The crowd says this situation emphasizes the need for more officer training when it comes to dealing with animal control calls. They aren’t the only ones saying more education regarding situations with dogs like this is needed.
The National Canine Research Council created a series of training videos regarding situations like this week’s shooting of a pit bull by a Springfield police officer. It says that more than half of intentional police shootings nationwide involve animals, most often dogs.
“As human beings we’ve learned our entire lives to be extremely skilled at body language and communication with human beings, but not necessarily with members of another species,” said Janis Bradley, NCRC Director of Communications.
And while the NCRC couldn’t say whether these incidents have grown over time, they say the growing access to media attention definitely makes it more apparent.
“Very often people misinterpret dog behavior as aggressive, but it’s really social behaviors. It’s a problem in communities, so police need more information on how to respond,” Bradley said.

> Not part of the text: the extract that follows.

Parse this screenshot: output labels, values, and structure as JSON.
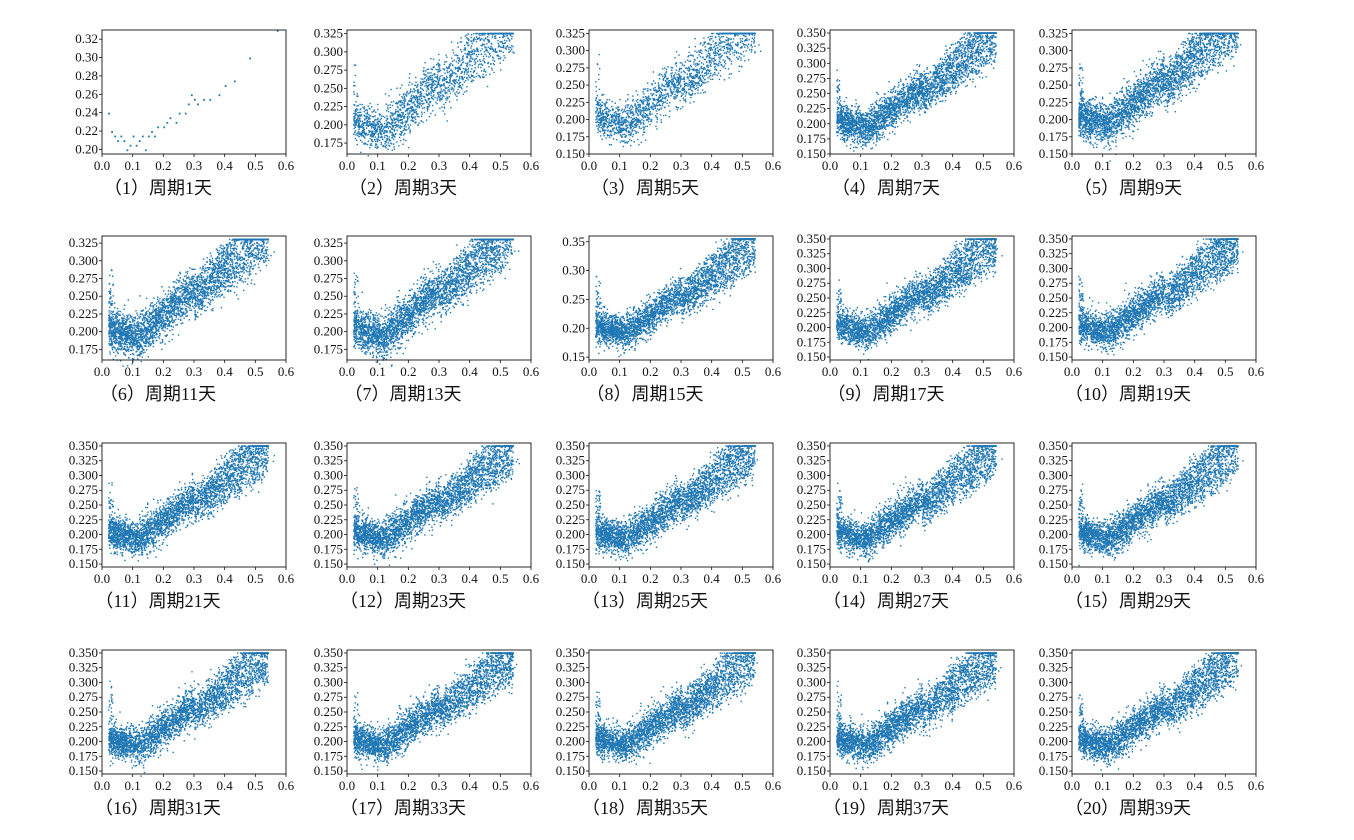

The Springfield Police Department says while it doesn’t have as specific training as seen in the videos, they are trained to some extent.
“Officers go through use of force training, which often applies to human beings, but really that’s a big picture thing. It’s the use of discretion,” said Chief Tim Doney, Springfield Police Department.
In this case, while SPD has an animal control unit, it was after hours, so it actually took multiple calls to get an officer to the scene. And police say the dog chased down several people, including a 12-year-old boy. They say a complete stranger saved him, by driving his car in between the dog and the boy so the boy could get in the car.
SPD believes the officer made what he felt was the best decision based on the circumstances he was presented with at the scene.
“This is unfortunate for the animal and for the family and for the owners of the animal. I understand they’re emotionally upset about this, because if it was my family, I would be too. But I also understand that if I was the victim that was chased by the dog or fearful that you’re going to be attacked, there’s probably an equally emotional reaction on the opposite end of the spectrum,” Doney said.
The Springfield Police Department says it also works very closely with its K-9 and animal control units to familiarize themselves with these types of situations.
As for the current condition of the dog. The vet who saw Kiki says the bullet didn’t appear to go into the brain cavity, and that it’s best in this case to leave the bullet alone and not have it surgically removed.